To give readers an idea, 5,000 km is equivalent to ten Manila-Baguio or 17 Davao City-General Santos round trips. The Dalian coaches are supposed to be tested under different speeds (40-65 kph), curves, slopes, and weather conditions. Every 500 km the automatic brakes and doors, electrical coach connectors and catenaries, and mechanical bogey wheels and axles are supposed to be dismantled for inspection. For testing too is the compatibility with the signaling system.
None of those were done, precisely because the prototype is engineless. Abaya has yet to replace the signaling system that his LP-mates, whom he has paid P1.85 billion for maintenance, have busted. Only after exposure in this column did Abaya admit to be separately ordering this month traction motors from Germany.
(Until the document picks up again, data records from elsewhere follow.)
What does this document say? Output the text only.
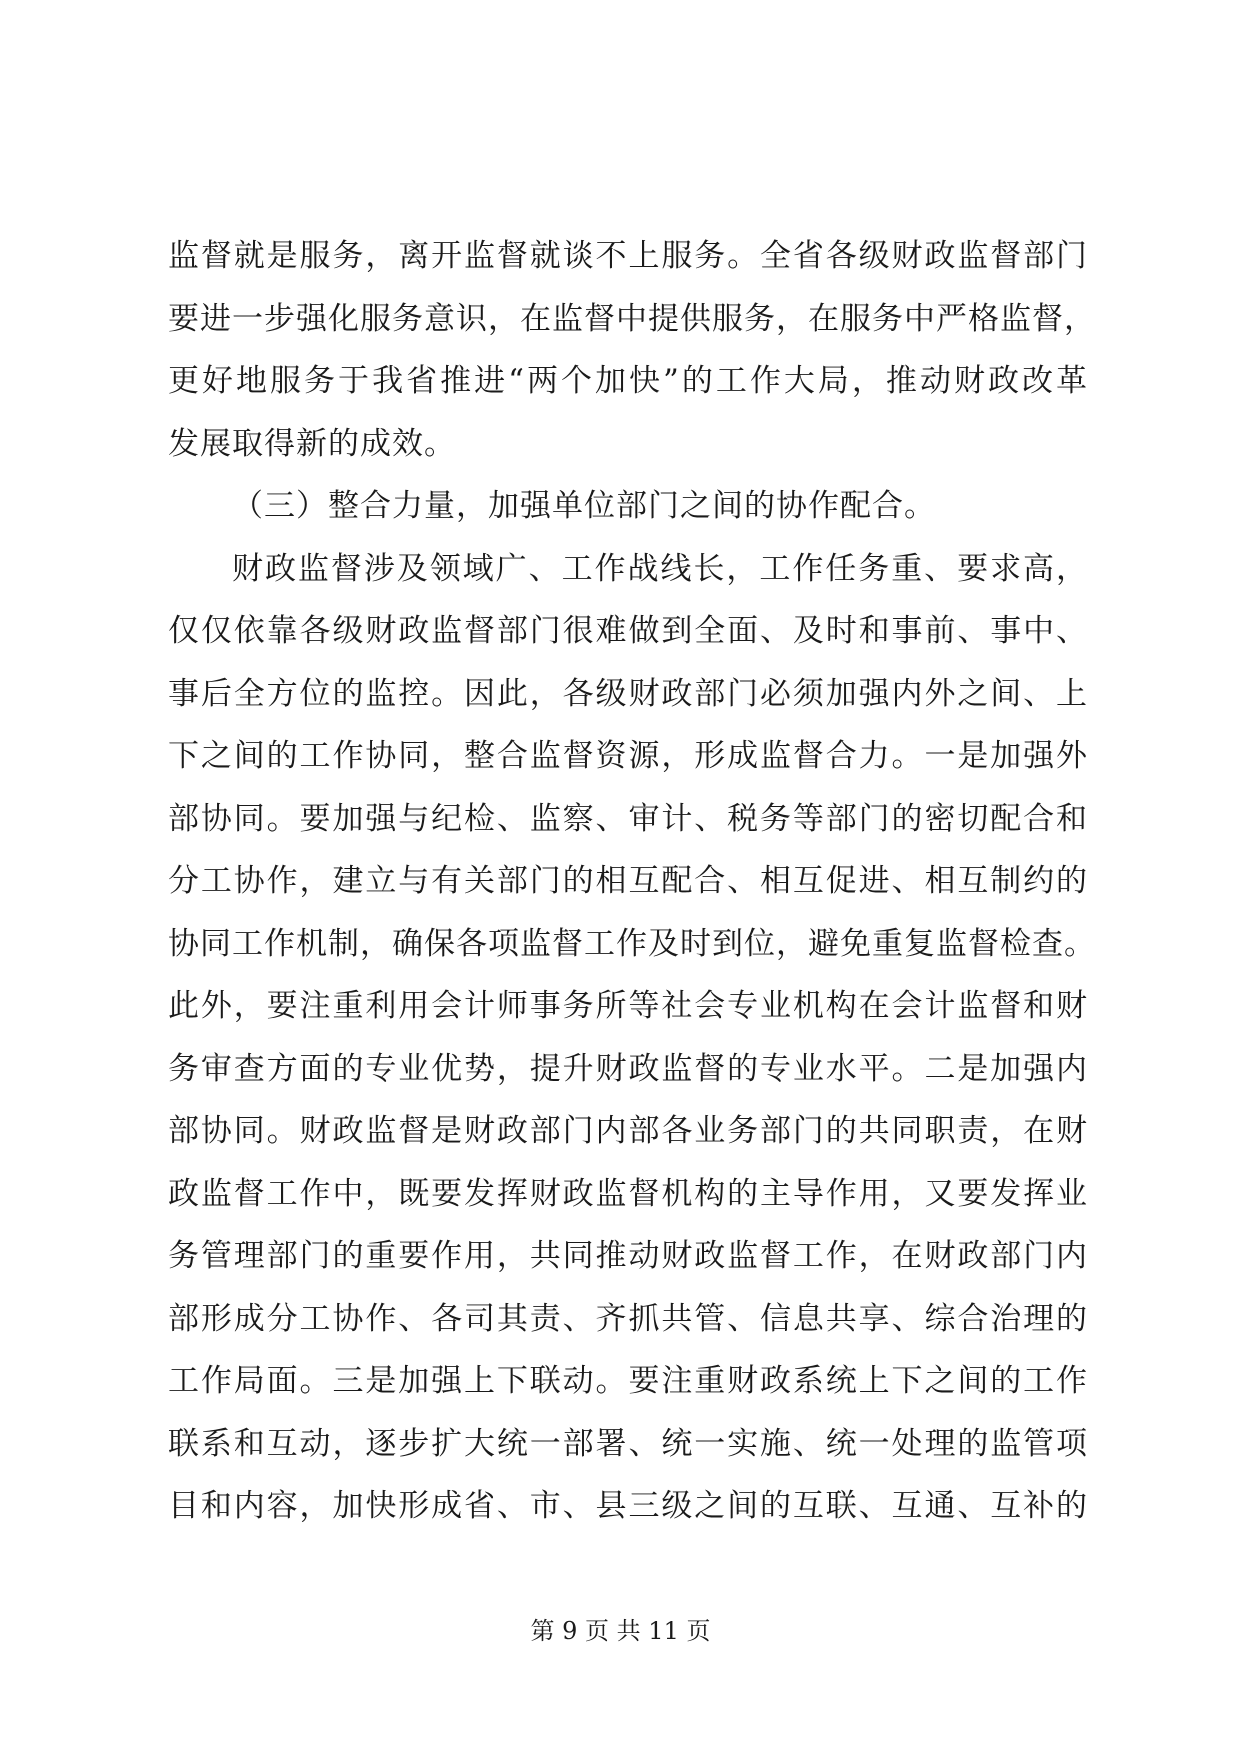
监督就是服务，离开监督就谈不上服务。全省各级财政监督部门
要进一步强化服务意识，在监督中提供服务，在服务中严格监督，
更好地服务于我省推进“两个加快”的工作大局，推动财政改革
发展取得新的成效。
（三）整合力量，加强单位部门之间的协作配合。
财政监督涉及领域广、工作战线长，工作任务重、要求高，
仅仅依靠各级财政监督部门很难做到全面、及时和事前、事中、
事后全方位的监控。因此，各级财政部门必须加强内外之间、上
下之间的工作协同，整合监督资源，形成监督合力。一是加强外
部协同。要加强与纪检、监察、审计、税务等部门的密切配合和
分工协作，建立与有关部门的相互配合、相互促进、相互制约的
协同工作机制，确保各项监督工作及时到位，避免重复监督检查。
此外，要注重利用会计师事务所等社会专业机构在会计监督和财
务审查方面的专业优势，提升财政监督的专业水平。二是加强内
部协同。财政监督是财政部门内部各业务部门的共同职责，在财
政监督工作中，既要发挥财政监督机构的主导作用，又要发挥业
务管理部门的重要作用，共同推动财政监督工作，在财政部门内
部形成分工协作、各司其责、齐抓共管、信息共享、综合治理的
工作局面。三是加强上下联动。要注重财政系统上下之间的工作
联系和互动，逐步扩大统一部署、统一实施、统一处理的监管项
目和内容，加快形成省、市、县三级之间的互联、互通、互补的
第 9 页 共 11 页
That only means the government is to spend P2 billion more for the motors. Dalian, meanwhile, is to save that same amount in not motorizing the 48 LRVs. Abaya, the LP president and thus chief fundraiser, must answer for that huge amount in this election season.
It’s unlikely that P-Noy is unaware of a separate P4.25-billion scam. He swears to personally follow up the rail works. Two years ago in an event at the MRT-3’s sister LRT-1, he even said that if he and Abaya do not finish the project by this year, he would let the trains run over them (see http://www.interaksyon.com/article/114755/video-pnoy-magpapasagasa-sa-tren).
Abaya is to award today the P4.25 billion to the same LP-mates whom he paid P1.85 billion for “interim maintenance” that never was. This time, it’s for three years, commencing Jan. 5, 2016. The contract includes the overhaul of only 54 remaining LRVs, from the original 72, that, like the signaling, the LP-mates deteriorated through false upkeep.
The contract was awarded with no public bidding, only closed-door negotiations. It is no different from the NAIA-3 scam, in which German airport giant Fraport pretended to own only 40 percent of the partnership with undercapitalized domestic firm Piatco, when in fact it held an unconstitutional 61.44 percent. In the MRT-3, Korea’s Busan Rails feigns to own less than the constitutional limit on foreign equity in utilities. Supposedly dominant are three unknown Filipino companies, two of them sharing the same tiny office. The three companies are into anything but railways: rice trading, general merchandising, plumbing.
P-Noy definitely will not be able to ride the new MRT-3 LRVs before his term expires. He doesn’t have to have the trains run over him and Abaya. More importantly, he shouldn’t stay any minute longer than noon of June 30, 2016. That’s so he can shed off his cloak of immunity, and Abaya his impunity, and together face charges of plunder.